Foreign aircrews who have a layover in Hong Kong are subjected to a closed-loop system after a negative rapid antigen test at their departure point. They are taken to a hotel on arrival in Hong Kong and required to isolate in their rooms until they depart the city.

The Transport Bureau told the South China Morning Post on Friday the government would continue to "closely monitor the epidemic situation and review the quarantine arrangements for aircrew, as and when appropriate, on a risk-based approach, having regard to the need to safeguard public health while maintaining the smooth operation of air services in and out of Hong Kong".

Cathay Pacific's website showed it would increase flights, including planned daily flights, to Taipei, Manila, Bangkok, Tokyo, Jakarta, Sydney and London from October.

The carrier earlier said it planned to double its flight destinations from 29 at the start of the year to 60 by the end of December. It flew to 108 places before the pandemic hit.

Cathay Pacific carried 219,746 passengers in July, about four times more than in the same month last year, but 93.3% down from pre-pandemic levels.

A spokeswoman said that the airline welcomed the adjustments to quarantine for passengers and that it hoped there would be changes to restrictions placed on its pilots and cabin crew so it could increase flight capacity.

"These Covid-related operating constraints restrict our ability to mount additional capacity, despite growing demand," she said.

She highlighted a backlog in retraining for crews which could not be tackled until restrictions were dropped.

The spokeswoman explained flight capacity could only be gradually increased over several months after all Covid-related restrictions were lifted.

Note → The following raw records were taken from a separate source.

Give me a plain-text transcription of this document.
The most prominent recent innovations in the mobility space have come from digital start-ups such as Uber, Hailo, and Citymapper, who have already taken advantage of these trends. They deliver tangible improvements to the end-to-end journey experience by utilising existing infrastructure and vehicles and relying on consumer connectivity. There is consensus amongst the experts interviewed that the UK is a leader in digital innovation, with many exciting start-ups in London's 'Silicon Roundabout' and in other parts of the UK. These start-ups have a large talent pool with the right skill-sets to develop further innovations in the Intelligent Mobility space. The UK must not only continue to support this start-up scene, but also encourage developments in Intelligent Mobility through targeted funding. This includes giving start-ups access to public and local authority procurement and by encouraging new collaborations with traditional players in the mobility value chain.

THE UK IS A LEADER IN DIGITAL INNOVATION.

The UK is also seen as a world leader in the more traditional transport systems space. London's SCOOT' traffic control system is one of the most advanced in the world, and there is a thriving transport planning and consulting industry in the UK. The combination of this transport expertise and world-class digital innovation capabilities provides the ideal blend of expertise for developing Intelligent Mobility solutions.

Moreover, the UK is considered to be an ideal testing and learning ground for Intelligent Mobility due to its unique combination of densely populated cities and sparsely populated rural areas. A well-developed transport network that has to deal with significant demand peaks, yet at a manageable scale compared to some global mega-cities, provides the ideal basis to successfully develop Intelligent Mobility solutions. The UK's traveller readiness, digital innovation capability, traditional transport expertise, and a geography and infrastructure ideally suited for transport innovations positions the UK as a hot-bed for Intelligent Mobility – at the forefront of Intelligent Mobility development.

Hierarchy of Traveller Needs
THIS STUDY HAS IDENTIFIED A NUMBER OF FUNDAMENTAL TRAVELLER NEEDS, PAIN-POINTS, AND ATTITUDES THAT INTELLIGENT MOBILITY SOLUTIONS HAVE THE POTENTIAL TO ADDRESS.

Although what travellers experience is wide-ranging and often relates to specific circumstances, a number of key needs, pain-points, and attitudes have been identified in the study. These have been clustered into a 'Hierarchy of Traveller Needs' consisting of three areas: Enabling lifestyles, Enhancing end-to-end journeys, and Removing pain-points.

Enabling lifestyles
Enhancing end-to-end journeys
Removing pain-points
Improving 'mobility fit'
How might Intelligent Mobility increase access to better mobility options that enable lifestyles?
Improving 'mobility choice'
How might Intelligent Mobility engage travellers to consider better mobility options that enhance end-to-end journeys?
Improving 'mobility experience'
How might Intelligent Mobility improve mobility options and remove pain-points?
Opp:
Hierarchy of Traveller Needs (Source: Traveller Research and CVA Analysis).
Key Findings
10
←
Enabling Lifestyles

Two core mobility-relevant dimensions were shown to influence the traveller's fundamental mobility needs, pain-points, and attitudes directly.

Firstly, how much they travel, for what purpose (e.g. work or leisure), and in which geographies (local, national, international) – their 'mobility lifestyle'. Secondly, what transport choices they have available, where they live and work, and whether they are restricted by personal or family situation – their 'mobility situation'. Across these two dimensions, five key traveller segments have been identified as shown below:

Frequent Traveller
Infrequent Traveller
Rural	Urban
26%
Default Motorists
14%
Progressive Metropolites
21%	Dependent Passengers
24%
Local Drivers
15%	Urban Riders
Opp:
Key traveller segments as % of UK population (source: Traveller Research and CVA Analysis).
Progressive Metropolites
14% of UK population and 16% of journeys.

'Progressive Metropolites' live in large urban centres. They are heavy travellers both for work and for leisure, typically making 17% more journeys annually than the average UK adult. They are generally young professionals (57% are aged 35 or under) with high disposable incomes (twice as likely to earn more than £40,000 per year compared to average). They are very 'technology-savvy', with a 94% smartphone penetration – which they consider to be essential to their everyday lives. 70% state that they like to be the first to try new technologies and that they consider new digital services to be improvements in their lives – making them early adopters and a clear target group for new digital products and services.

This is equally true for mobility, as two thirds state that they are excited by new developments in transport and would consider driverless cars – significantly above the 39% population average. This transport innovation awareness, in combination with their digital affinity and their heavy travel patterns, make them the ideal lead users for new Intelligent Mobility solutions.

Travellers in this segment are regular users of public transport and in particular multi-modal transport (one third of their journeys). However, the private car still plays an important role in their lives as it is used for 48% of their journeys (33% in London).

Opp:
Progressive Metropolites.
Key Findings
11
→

Cathay said it aimed to operate at 25% of pre-pandemic capacity for passenger flights by December, up from the 12.4% recorded in July.

Singapore, like other Asian countries, removed its Covid-19 restrictions in April, but mainland China and Hong Kong have stuck to a "dynamic-zero" Covid-19 policy that requires travellers to take coronavirus tests and undergo quarantine in hotels.

Singapore's Changi Airport led Asian aviation hubs in terms of international passenger traffic for the second quarter of this year, with Hong Kong not even making the top 10 and overtaken by numerous, smaller airports in the region.

But Shukor Yusof, founder of aviation advisory firm Endau Analytics, said Hong Kong and Cathay Pacific still had the edge over the Singapore and Singapore Airlines in the long term because the city was close to mainland China.

Hong Kong's strict Covid-19 rules had affected Cathay and the city, he said, but that was a "calculated risk" the authorities were prepared to run.

"It is not entirely about who has more frequencies," Yusof said. "This is not a case about who has more, wins. While it looks good on paper, clogged air connectivity can hurt airlines if they are overexposed."

Lufthansa flights to Germany will increase to once a day from Oct 30, and Swiss International Air Lines, operating one flight a week to Zurich at present, will increase its service to five flights a week in October.

Christoph Meyer, Lufthansa's group general manager for Hong Kong, said the group was still finalising its winter schedule and there could be amendments.

"In our planning, we have to consider both the travel restrictions for passengers as well as restrictions for our crews during the layover in Hong Kong," he said, adding the airline had also seen an uptick in demand from passengers.

Eva Airways, based in Taiwan, told the South China Morning Post it had increased its flight frequency from this month to daily flights from four flights a week.

Korean Air said it would maintain its one daily flight to Hong Kong, but would also continue to monitor the lifting of restrictions and "make plans to increase the number of our flights accordingly".

Emirates said "as of now" its winter schedule, which normally starts on Oct 30, would continue to operate one flight a day from Dubai to Hong Kong via Bangkok.

Virgin Atlantic extended its suspension of its London to Hong Kong flights to March 26 next year rather than resuming service in September as earlier planned because of "ongoing operational complexities" but said it "looked forward to returning to this important Asian hub".